Hendra juga menjelaskan bahwa sejak awal tahapan perumusan kebijakan, masyarakat harus dilibatkan demi menjaga kualitas substansi dari regulasi sehingga lebih objektif. Secara teknis, naskah rancangan regulasi tersebut harus disampaikan secara transparan dan terbuka sehingga seluruh pemangku kepentingan bisa memberikan masukan.
“Ada 3 parameter dalam proses pembentukan peraturan. Pertama, masyarakat harus didengar semua masukannya, terutama mereka yang terdampak langsung dari kebijakan tersebut. Kedua, masukan masyarakat juga harus dipertimbangkan, apakah bisa diterima atau tidak. Yang terakhir, ada hak (masyarakat) untuk menerima penjelasan,” jelas Hendra.
Hendra menegaskan, dalam perumusan kebijakan, hal-hal tersebut harus konsisten dijalankan. Kaitannya dengan usulan revisi PP 109/2012, pasti menuai pro dan kontra.
Oleh karena itu, ia mendorong agar setiap pihak yang berkepentingan tidak mengutamakan ego sektoralnya masing-masing. Semuanya harus bersama-sama mencari solusi pengaturan terbaik.
Dalam hal ini, Kemenkumham berperan dalam mengharmonisasikan peraturan agar objektif, tidak bertentangan dengan peraturan yang hierarkinya lebih tinggi dan tidak mendiskriminasi salah satu pihak. Dalam forum yang sama, Ketua Umum Pakta Konsumen Andi Kartala meminta agar pemerintah melibatkan konsumen dalam setiap perumusan regulasi pertembakauan di Indonesia.
Menurut Andi, konsumen tembakau sering kali didiskriminasi. Padahal, konsumen menjadi salah satu pihak yang paling terdampak dengan adanya berbagai aturan soal tembakau.
“Kami berharap setiap regulasi, mohon libatkan kami sebagai konsumen. Karena bicara cukai dan pajak, itu sumbangannya dari kami. Mohon libatkan kami sebagai konsumen sehingga akan menjadi regulasi yang berkeadilan,” ujar Andi.
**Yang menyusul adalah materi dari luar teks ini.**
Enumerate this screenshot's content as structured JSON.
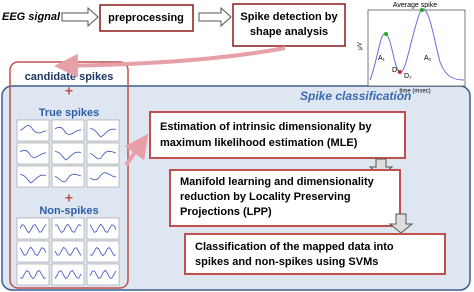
{
  "pipeline": {
    "input": "EEG signal",
    "steps": [
      {
        "lines": [
          "preprocessing"
        ]
      },
      {
        "lines": [
          "Spike detection by",
          "shape analysis"
        ]
      }
    ]
  },
  "inset": {
    "title": "Average spike",
    "x_label": "time (msec)",
    "y_label": "μV",
    "regions": [
      "A₁",
      "A₂",
      "D₁",
      "D₂"
    ]
  },
  "candidates": {
    "title": "candidate spikes",
    "plus": "+",
    "true_spikes": "True spikes",
    "non_spikes": "Non-spikes"
  },
  "classification": {
    "title": "Spike classification",
    "steps": [
      {
        "lines": [
          "Estimation of intrinsic dimensionality by",
          "maximum likelihood estimation (MLE)"
        ]
      },
      {
        "lines": [
          "Manifold learning and dimensionality",
          "reduction by Locality Preserving",
          "Projections (LPP)"
        ]
      },
      {
        "lines": [
          "Classification of the mapped data into",
          "spikes and non-spikes using SVMs"
        ]
      }
    ]
  }
}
Andi juga mengeluhkan bahwa konsumen tembakau tidak memiliki perlindungan hukum yang kuat, sehingga menjadi pihak yang paling dirugikan akibat peraturan yang mengekang dan tidak memberikan solusi yang konkret. Padahal, tembakau adalah produk yang legal di Indonesia.
Menurutnya, konsumen tidak anti-regulasi. Asalkan, peraturan tersebut juga mengakomodasi dan melindungi kepentingan konsumen tembakau.